Efficient Optimized YOLOv8 Model with Extended Vision

In the field of object detection, enhancing algorithm performance in complex scenarios represents a fundamental technological challenge. To address this issue, this paper presents an efficient optimized YOLOv8 model with extended vision (YOLO-EV), which optimizes the performance of the YOLOv8 model through a series of innovative improvement measures and strategies. First, we propose a multi-branch group-enhanced fusion attention (MGEFA) module and integrate it into YOLO-EV, which significantly boosts the model's feature extraction capabilities. Second, we enhance the existing spatial pyramid pooling fast (SPPF) layer by integrating large scale kernel attention (LSKA), improving the model's efficiency in processing spatial information.

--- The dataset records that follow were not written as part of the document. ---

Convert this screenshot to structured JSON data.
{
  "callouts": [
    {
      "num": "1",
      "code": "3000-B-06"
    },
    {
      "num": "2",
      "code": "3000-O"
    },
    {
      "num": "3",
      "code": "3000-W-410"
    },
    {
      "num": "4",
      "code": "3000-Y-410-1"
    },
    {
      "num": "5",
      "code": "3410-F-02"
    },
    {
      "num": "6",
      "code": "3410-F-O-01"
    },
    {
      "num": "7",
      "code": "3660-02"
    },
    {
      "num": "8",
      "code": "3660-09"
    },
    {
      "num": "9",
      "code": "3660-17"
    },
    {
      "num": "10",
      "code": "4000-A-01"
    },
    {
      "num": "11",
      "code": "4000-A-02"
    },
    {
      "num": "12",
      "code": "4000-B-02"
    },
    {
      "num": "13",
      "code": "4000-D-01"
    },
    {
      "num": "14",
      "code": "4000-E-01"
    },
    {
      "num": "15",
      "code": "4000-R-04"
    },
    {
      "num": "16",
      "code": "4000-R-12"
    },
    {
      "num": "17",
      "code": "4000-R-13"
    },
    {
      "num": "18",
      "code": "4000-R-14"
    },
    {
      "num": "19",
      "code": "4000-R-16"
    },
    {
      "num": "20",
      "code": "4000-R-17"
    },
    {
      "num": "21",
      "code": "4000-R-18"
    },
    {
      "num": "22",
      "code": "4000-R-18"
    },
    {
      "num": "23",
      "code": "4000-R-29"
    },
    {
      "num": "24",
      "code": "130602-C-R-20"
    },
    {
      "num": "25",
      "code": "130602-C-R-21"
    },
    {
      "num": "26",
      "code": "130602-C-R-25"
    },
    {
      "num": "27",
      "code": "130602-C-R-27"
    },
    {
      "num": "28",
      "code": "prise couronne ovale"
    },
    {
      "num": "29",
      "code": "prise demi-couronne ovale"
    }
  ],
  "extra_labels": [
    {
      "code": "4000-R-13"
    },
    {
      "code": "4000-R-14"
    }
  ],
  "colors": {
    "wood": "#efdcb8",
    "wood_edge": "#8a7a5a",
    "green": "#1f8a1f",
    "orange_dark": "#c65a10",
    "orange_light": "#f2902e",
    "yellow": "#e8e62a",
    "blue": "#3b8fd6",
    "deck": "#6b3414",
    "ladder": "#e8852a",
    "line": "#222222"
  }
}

Additionally, we replace the traditional IOU loss function with the Wise-IOU loss function, thereby enhancing localization accuracy across various target sizes. We also introduce a P6 layer to augment the model's detection capabilities for multi-scale targets. Through network structure optimization, we achieve higher computational efficiency, ensuring that YOLO-EV consumes fewer computational resources than YOLOv8s. In the validation section, preliminary tests on the VOC12 dataset demonstrate YOLO-EV's effectiveness in standard object detection tasks. Moreover, YOLO-EV has been applied to the CottonWeedDet12 and CropWeed datasets, which are characterized by complex scenes, diverse weed morphologies, significant occlusions, and numerous small targets. Experimental results indicate that YOLO-EV exhibits superior detection accuracy in these complex agricultural environments compared to the original YOLOv8s and other state-of-the-art models, effectively identifying and locating various types of weeds, thus demonstrating its significant practical application potential.